Breakthrough Experiment Offers Promise of Nuclear Fusion
In a recent experiment, a team of researchers at the National Ignition Facility (NIF) at the Lawrence Livermore National Laboratory used 192 lasers to pulverize a fuel target to create a fusion reaction. What makes this experiment remarkable is that it is reportedly the first time such an experiment has successfully produced more energy output than the amount of energy spent igniting the fuel.
Citing a report in the science journal Nature, The Guardian reports that the researchers used lasers in an attempt to pulverize a fuel target with two mega joules of energy, an impact roughly equivalent to two standard sticks of dynamite. However, most of the energy from the lasers gets absorbed by its surroundings.
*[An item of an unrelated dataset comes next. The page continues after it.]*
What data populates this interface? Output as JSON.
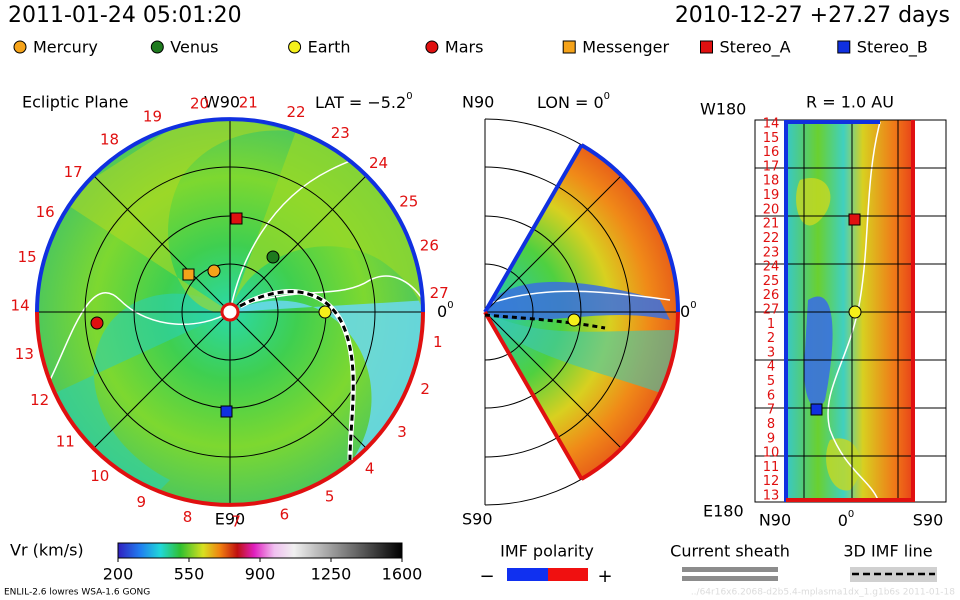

In a report from CBC News, Blair Bromley, chair of the nuclear fusion division of the Canadian Nuclear Society, said that the recent experiment "would power 173 100-watt light bulbs for one second."
Of course, that small output is nowhere near the amount of energy necessary to replace our current energy options. Nevertheless, this small feat is being hailed worldwide as a major scientific breakthrough for an area of research that has long had its fair share of sceptics.
The ultimate goal of the experiment is to create a controlled fusion reaction in which the energy input is lower than the energy output.
Omar Hurricane, one of the authors of the report in Nature, told The Guardian, "We are finally, by harnessing these reactions, getting more energy out of that reaction than we put into the DT fuel." Although Hurricane also cautioned that it was "too early to say" whether or not the team's work will ultimately result in controlled fusion at the facility.
Some experts view fusion energy as the hope for the future, with zero carbon emissions, little waste and no meltdown dangers such as those plaguing a typical nuclear fission reactor, like the facility at Fukushima.
These findings and more were published in Nature, on Wednesday.